Pierre André Latreille – The Father of modern Entomology

Discovering Necrobia ruficollis while in prison saved Latreille's life

Discovering Necrobia ruficollis while in prison saved Latreille’s life

On November 29, 1762, French zoologist Pierre André Latreille was born. Latreille was considered the foremost entomologist of his time, and was described by one of his pupils as “the prince of entomologists”. Latreille made the first detailed classification of crustaceans and insects using a “natural method” of classification combining the approaches of Linnaeus and Fabricius.

Pierre André Latreille was born on November 29, 1762 in the town of Brive, then in the province of Limousin. He was orphaned at an early age, but had influential protectors – first a physician, then a merchant from Brive, and later a baron and his family, who brought him to Paris in 1778. Latreille studied at the Collège du Cardinal Lemoine to become a priest, initially in Brive, and later in Paris.

Already during his studies, Latreille had taken on an interest in natural history, visiting the Jardin du Roi planted by Georges-Louis Leclerc, Comte de Buffon, and catching insects around Paris. He received lessons on botany from René Just Haüy, which allowed him to meet Jean-Baptiste Lamarck. Unfortunately after the start of the French Revolution, the Civil Constitution of the Clergy was declared in 1790, which required priests to swear an oath of allegiance to the state. Latreille failed to do so and was therefore imprisoned in November 1793 under threat of execution.

Fortunately however with the help of the prison’s doctor, Latreille among with a cellmate was released and started a life as a teacher. Also, he began to correspond with several enomologists including Johan Christian Fabricius. Back in prison, Latreille found a beetle on the dungeon floor. Latreille explained to the doctor that this was a rare insect and as he was so impressed, the physician sent the beetle to a naturalist who knew Latreille’s work and managed to have him released from prison. Fabricius decribed the beetle in 1775.

Fabricius became one of Latreille’s supporter and with his encouragement, the scientist was able to publish his Précis des caractères génériques des insectes. In 1798, Latreille was appointed to the museum, where he worked alongside Lamarck, curating the arthropod collections, and published a number of zoological works.

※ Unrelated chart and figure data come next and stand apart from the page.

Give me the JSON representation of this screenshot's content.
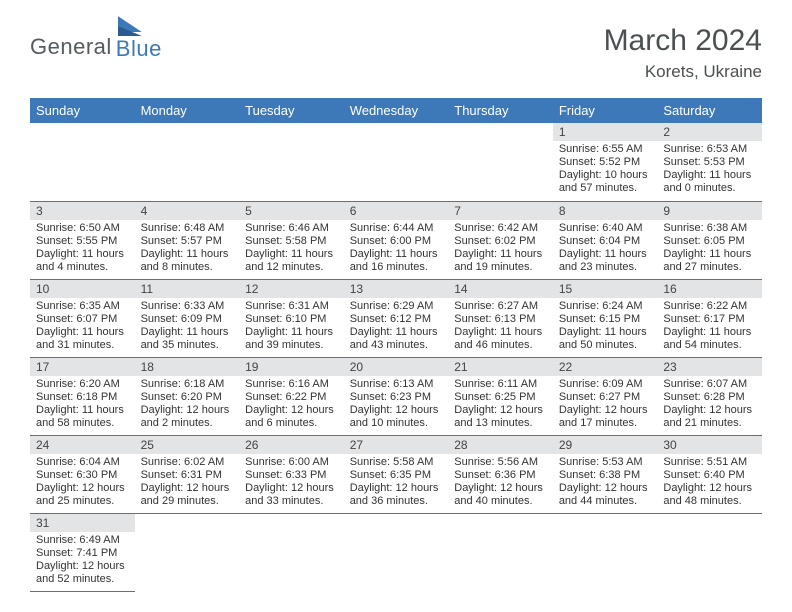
{
  "brand": {
    "part1": "General",
    "part2": "Blue"
  },
  "title": "March 2024",
  "location": "Korets, Ukraine",
  "colors": {
    "header_bg": "#3d78b8",
    "header_text": "#ffffff",
    "daynum_bg": "#e3e4e5",
    "border": "#3d78b8",
    "body_text": "#333333",
    "title_text": "#4a4f52"
  },
  "weekdays": [
    "Sunday",
    "Monday",
    "Tuesday",
    "Wednesday",
    "Thursday",
    "Friday",
    "Saturday"
  ],
  "weeks": [
    [
      null,
      null,
      null,
      null,
      null,
      {
        "n": "1",
        "sr": "Sunrise: 6:55 AM",
        "ss": "Sunset: 5:52 PM",
        "dl": "Daylight: 10 hours and 57 minutes."
      },
      {
        "n": "2",
        "sr": "Sunrise: 6:53 AM",
        "ss": "Sunset: 5:53 PM",
        "dl": "Daylight: 11 hours and 0 minutes."
      }
    ],
    [
      {
        "n": "3",
        "sr": "Sunrise: 6:50 AM",
        "ss": "Sunset: 5:55 PM",
        "dl": "Daylight: 11 hours and 4 minutes."
      },
      {
        "n": "4",
        "sr": "Sunrise: 6:48 AM",
        "ss": "Sunset: 5:57 PM",
        "dl": "Daylight: 11 hours and 8 minutes."
      },
      {
        "n": "5",
        "sr": "Sunrise: 6:46 AM",
        "ss": "Sunset: 5:58 PM",
        "dl": "Daylight: 11 hours and 12 minutes."
      },
      {
        "n": "6",
        "sr": "Sunrise: 6:44 AM",
        "ss": "Sunset: 6:00 PM",
        "dl": "Daylight: 11 hours and 16 minutes."
      },
      {
        "n": "7",
        "sr": "Sunrise: 6:42 AM",
        "ss": "Sunset: 6:02 PM",
        "dl": "Daylight: 11 hours and 19 minutes."
      },
      {
        "n": "8",
        "sr": "Sunrise: 6:40 AM",
        "ss": "Sunset: 6:04 PM",
        "dl": "Daylight: 11 hours and 23 minutes."
      },
      {
        "n": "9",
        "sr": "Sunrise: 6:38 AM",
        "ss": "Sunset: 6:05 PM",
        "dl": "Daylight: 11 hours and 27 minutes."
      }
    ],
    [
      {
        "n": "10",
        "sr": "Sunrise: 6:35 AM",
        "ss": "Sunset: 6:07 PM",
        "dl": "Daylight: 11 hours and 31 minutes."
      },
      {
        "n": "11",
        "sr": "Sunrise: 6:33 AM",
        "ss": "Sunset: 6:09 PM",
        "dl": "Daylight: 11 hours and 35 minutes."
      },
      {
        "n": "12",
        "sr": "Sunrise: 6:31 AM",
        "ss": "Sunset: 6:10 PM",
        "dl": "Daylight: 11 hours and 39 minutes."
      },
      {
        "n": "13",
        "sr": "Sunrise: 6:29 AM",
        "ss": "Sunset: 6:12 PM",
        "dl": "Daylight: 11 hours and 43 minutes."
      },
      {
        "n": "14",
        "sr": "Sunrise: 6:27 AM",
        "ss": "Sunset: 6:13 PM",
        "dl": "Daylight: 11 hours and 46 minutes."
      },
      {
        "n": "15",
        "sr": "Sunrise: 6:24 AM",
        "ss": "Sunset: 6:15 PM",
        "dl": "Daylight: 11 hours and 50 minutes."
      },
      {
        "n": "16",
        "sr": "Sunrise: 6:22 AM",
        "ss": "Sunset: 6:17 PM",
        "dl": "Daylight: 11 hours and 54 minutes."
      }
    ],
    [
      {
        "n": "17",
        "sr": "Sunrise: 6:20 AM",
        "ss": "Sunset: 6:18 PM",
        "dl": "Daylight: 11 hours and 58 minutes."
      },
      {
        "n": "18",
        "sr": "Sunrise: 6:18 AM",
        "ss": "Sunset: 6:20 PM",
        "dl": "Daylight: 12 hours and 2 minutes."
      },
      {
        "n": "19",
        "sr": "Sunrise: 6:16 AM",
        "ss": "Sunset: 6:22 PM",
        "dl": "Daylight: 12 hours and 6 minutes."
      },
      {
        "n": "20",
        "sr": "Sunrise: 6:13 AM",
        "ss": "Sunset: 6:23 PM",
        "dl": "Daylight: 12 hours and 10 minutes."
      },
      {
        "n": "21",
        "sr": "Sunrise: 6:11 AM",
        "ss": "Sunset: 6:25 PM",
        "dl": "Daylight: 12 hours and 13 minutes."
      },
      {
        "n": "22",
        "sr": "Sunrise: 6:09 AM",
        "ss": "Sunset: 6:27 PM",
        "dl": "Daylight: 12 hours and 17 minutes."
      },
      {
        "n": "23",
        "sr": "Sunrise: 6:07 AM",
        "ss": "Sunset: 6:28 PM",
        "dl": "Daylight: 12 hours and 21 minutes."
      }
    ],
    [
      {
        "n": "24",
        "sr": "Sunrise: 6:04 AM",
        "ss": "Sunset: 6:30 PM",
        "dl": "Daylight: 12 hours and 25 minutes."
      },
      {
        "n": "25",
        "sr": "Sunrise: 6:02 AM",
        "ss": "Sunset: 6:31 PM",
        "dl": "Daylight: 12 hours and 29 minutes."
      },
      {
        "n": "26",
        "sr": "Sunrise: 6:00 AM",
        "ss": "Sunset: 6:33 PM",
        "dl": "Daylight: 12 hours and 33 minutes."
      },
      {
        "n": "27",
        "sr": "Sunrise: 5:58 AM",
        "ss": "Sunset: 6:35 PM",
        "dl": "Daylight: 12 hours and 36 minutes."
      },
      {
        "n": "28",
        "sr": "Sunrise: 5:56 AM",
        "ss": "Sunset: 6:36 PM",
        "dl": "Daylight: 12 hours and 40 minutes."
      },
      {
        "n": "29",
        "sr": "Sunrise: 5:53 AM",
        "ss": "Sunset: 6:38 PM",
        "dl": "Daylight: 12 hours and 44 minutes."
      },
      {
        "n": "30",
        "sr": "Sunrise: 5:51 AM",
        "ss": "Sunset: 6:40 PM",
        "dl": "Daylight: 12 hours and 48 minutes."
      }
    ],
    [
      {
        "n": "31",
        "sr": "Sunrise: 6:49 AM",
        "ss": "Sunset: 7:41 PM",
        "dl": "Daylight: 12 hours and 52 minutes."
      },
      null,
      null,
      null,
      null,
      null,
      null
    ]
  ]
}
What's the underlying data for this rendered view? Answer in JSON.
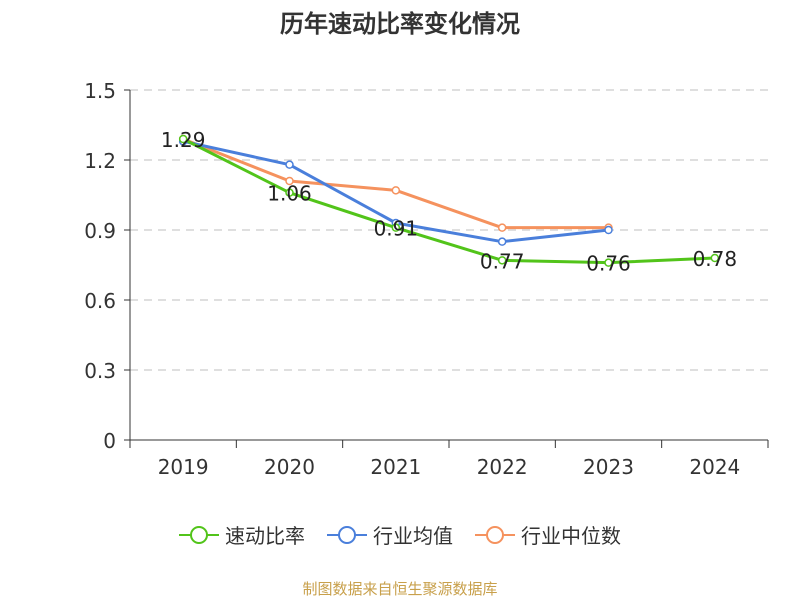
{
  "chart_data": {
    "type": "line",
    "title": "历年速动比率变化情况",
    "categories": [
      "2019",
      "2020",
      "2021",
      "2022",
      "2023",
      "2024"
    ],
    "ylim": [
      0,
      1.5
    ],
    "yticks": [
      "0",
      "0.3",
      "0.6",
      "0.9",
      "1.2",
      "1.5"
    ],
    "grid": true,
    "legend_position": "bottom",
    "series": [
      {
        "name": "速动比率",
        "color": "#52c41a",
        "values": [
          1.29,
          1.06,
          0.91,
          0.77,
          0.76,
          0.78
        ],
        "labels": [
          "1.29",
          "1.06",
          "0.91",
          "0.77",
          "0.76",
          "0.78"
        ]
      },
      {
        "name": "行业均值",
        "color": "#4a7fdb",
        "values": [
          1.28,
          1.18,
          0.93,
          0.85,
          0.9,
          null
        ]
      },
      {
        "name": "行业中位数",
        "color": "#f5925e",
        "values": [
          1.29,
          1.11,
          1.07,
          0.91,
          0.91,
          null
        ]
      }
    ],
    "source": "制图数据来自恒生聚源数据库"
  }
}
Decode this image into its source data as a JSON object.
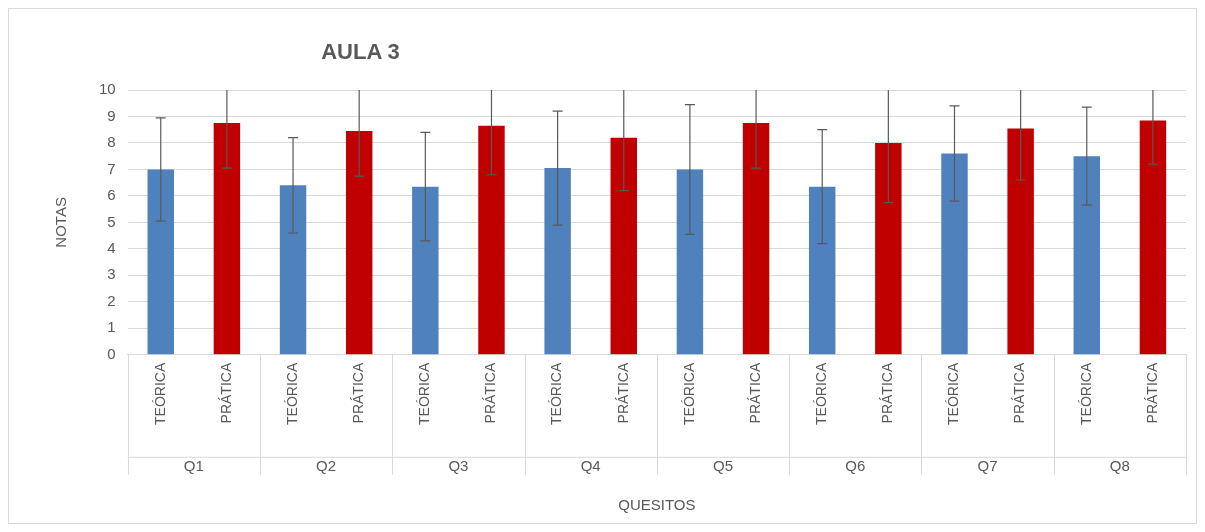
{
  "chart_data": {
    "type": "bar",
    "title": "AULA 3",
    "xlabel": "QUESITOS",
    "ylabel": "NOTAS",
    "categories": [
      "TEÓRICA",
      "PRÁTICA",
      "TEÓRICA",
      "PRÁTICA",
      "TEÓRICA",
      "PRÁTICA",
      "TEÓRICA",
      "PRÁTICA",
      "TEÓRICA",
      "PRÁTICA",
      "TEÓRICA",
      "PRÁTICA",
      "TEÓRICA",
      "PRÁTICA",
      "TEÓRICA",
      "PRÁTICA"
    ],
    "values": [
      7.0,
      8.75,
      6.4,
      8.45,
      6.35,
      8.65,
      7.05,
      8.2,
      7.0,
      8.75,
      6.35,
      8.0,
      7.6,
      8.55,
      7.5,
      8.85
    ],
    "colors": [
      "#4f81bd",
      "#c00000",
      "#4f81bd",
      "#c00000",
      "#4f81bd",
      "#c00000",
      "#4f81bd",
      "#c00000",
      "#4f81bd",
      "#c00000",
      "#4f81bd",
      "#c00000",
      "#4f81bd",
      "#c00000",
      "#4f81bd",
      "#c00000"
    ],
    "errors": [
      1.95,
      [
        7.05,
        10
      ],
      1.8,
      [
        6.75,
        10
      ],
      2.05,
      [
        6.8,
        10
      ],
      2.15,
      [
        6.2,
        10
      ],
      2.45,
      [
        7.05,
        10
      ],
      2.15,
      [
        5.75,
        10
      ],
      1.8,
      [
        6.6,
        10
      ],
      1.85,
      [
        7.2,
        10
      ]
    ],
    "annotations": [
      "Q1",
      "Q2",
      "Q3",
      "Q4",
      "Q5",
      "Q6",
      "Q7",
      "Q8"
    ],
    "ylim": [
      0,
      10
    ],
    "yticks": [
      0,
      1,
      2,
      3,
      4,
      5,
      6,
      7,
      8,
      9,
      10
    ],
    "grid": "y"
  }
}
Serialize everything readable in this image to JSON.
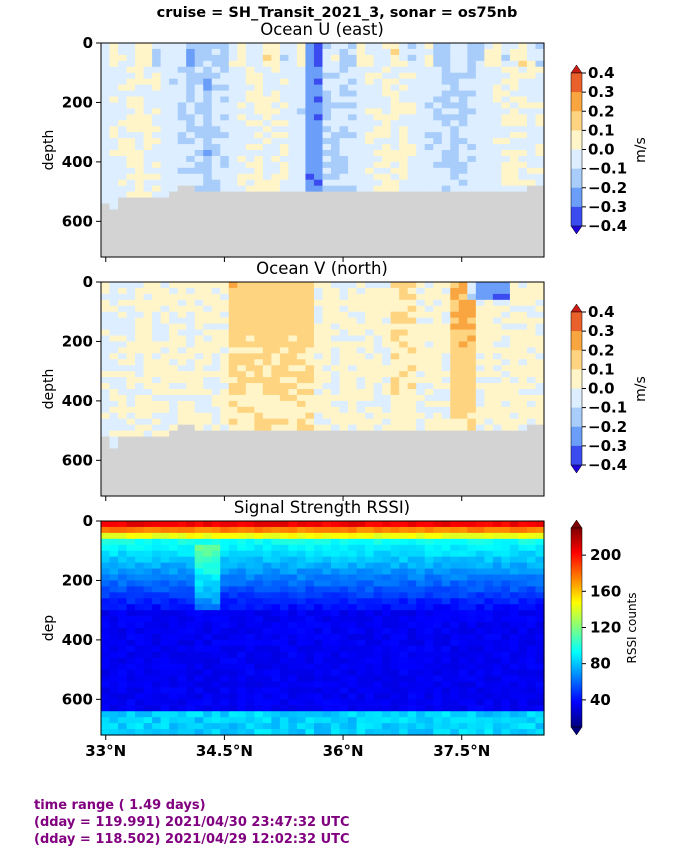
{
  "suptitle": "cruise = SH_Transit_2021_3,  sonar = os75nb",
  "footer": {
    "line1": "time range ( 1.49 days)",
    "line2": "(dday = 119.991) 2021/04/30 23:47:32 UTC",
    "line3": "(dday = 118.502) 2021/04/29 12:02:32 UTC"
  },
  "chart_data": [
    {
      "type": "heatmap",
      "title": "Ocean U (east)",
      "ylabel": "depth",
      "xlabel": "",
      "x_ticks": [
        "33°N",
        "34.5°N",
        "36°N",
        "37.5°N"
      ],
      "x_tick_values": [
        33.0,
        34.5,
        36.0,
        37.5
      ],
      "xlim": [
        32.94,
        38.54
      ],
      "y_ticks": [
        0,
        200,
        400,
        600
      ],
      "ylim": [
        720,
        0
      ],
      "colorbar": {
        "label": "m/s",
        "ticks": [
          "0.4",
          "0.3",
          "0.2",
          "0.1",
          "0.0",
          "−0.1",
          "−0.2",
          "−0.3",
          "−0.4"
        ],
        "range": [
          -0.4,
          0.4
        ],
        "colormap": "bwr-diverging",
        "extend": "both"
      },
      "valid_data_bottom_depth_m": [
        540,
        560,
        510,
        505,
        505,
        505,
        505,
        505,
        490,
        480,
        480,
        490,
        500,
        500,
        500,
        500,
        500,
        500,
        500,
        500,
        500,
        500,
        500,
        500,
        500,
        500,
        500,
        500,
        500,
        500,
        495,
        495,
        495,
        495,
        495,
        495,
        495,
        495,
        495,
        495,
        495,
        495,
        495,
        495,
        495,
        495,
        495,
        495,
        490,
        485,
        480,
        470
      ],
      "bathymetry_color": "#d3d3d3"
    },
    {
      "type": "heatmap",
      "title": "Ocean V (north)",
      "ylabel": "depth",
      "xlabel": "",
      "x_ticks": [
        "33°N",
        "34.5°N",
        "36°N",
        "37.5°N"
      ],
      "x_tick_values": [
        33.0,
        34.5,
        36.0,
        37.5
      ],
      "xlim": [
        32.94,
        38.54
      ],
      "y_ticks": [
        0,
        200,
        400,
        600
      ],
      "ylim": [
        720,
        0
      ],
      "colorbar": {
        "label": "m/s",
        "ticks": [
          "0.4",
          "0.3",
          "0.2",
          "0.1",
          "0.0",
          "−0.1",
          "−0.2",
          "−0.3",
          "−0.4"
        ],
        "range": [
          -0.4,
          0.4
        ],
        "colormap": "bwr-diverging",
        "extend": "both"
      },
      "valid_data_bottom_depth_m": [
        520,
        555,
        510,
        505,
        505,
        505,
        505,
        505,
        490,
        480,
        480,
        490,
        500,
        500,
        500,
        500,
        500,
        500,
        500,
        500,
        500,
        500,
        500,
        500,
        500,
        500,
        500,
        500,
        500,
        500,
        495,
        495,
        495,
        495,
        495,
        495,
        495,
        495,
        495,
        495,
        495,
        495,
        495,
        495,
        495,
        495,
        495,
        495,
        490,
        485,
        480,
        470
      ],
      "bathymetry_color": "#d3d3d3"
    },
    {
      "type": "heatmap",
      "title": "Signal Strength RSSI)",
      "ylabel": "dep",
      "xlabel": "",
      "x_ticks": [
        "33°N",
        "34.5°N",
        "36°N",
        "37.5°N"
      ],
      "x_tick_values": [
        33.0,
        34.5,
        36.0,
        37.5
      ],
      "xlim": [
        32.94,
        38.54
      ],
      "y_ticks": [
        0,
        200,
        400,
        600
      ],
      "ylim": [
        720,
        0
      ],
      "colorbar": {
        "label": "RSSI counts",
        "ticks": [
          "200",
          "160",
          "120",
          "80",
          "40"
        ],
        "tick_values": [
          200,
          160,
          120,
          80,
          40
        ],
        "range": [
          10,
          230
        ],
        "colormap": "jet",
        "extend": "both"
      }
    }
  ]
}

Latreille succeeded Guillaume-Antoine Olivier in 1814 as titular member of the Académie des sciences de l’Institut de France and in the following years, Latreille managed to produce several important papers for the Mémoires du Muséum, all of the volume on arthropods for George Cuvier’s Le Règne Animal, and hundreds of entries in the Nouveau Dictionnaire d’Histoire Naturelle on entomological subjects. He also took on an increasing proportion of Lamarck’s teaching as the latter’s health began to decline. Latreille was made a knight of the Légion d’honneur in 1821 and succeeded Lamarck as professor of entomology in the same decade.

Unfortunately, Latreille’s health also declined and he gave much of his responsibilities to his assistants. After the death of his wife, Latreille returned to Paris. He died of bladder disease in 1833. The Société entomologique erected a monument in Latreille’s honor over his grave.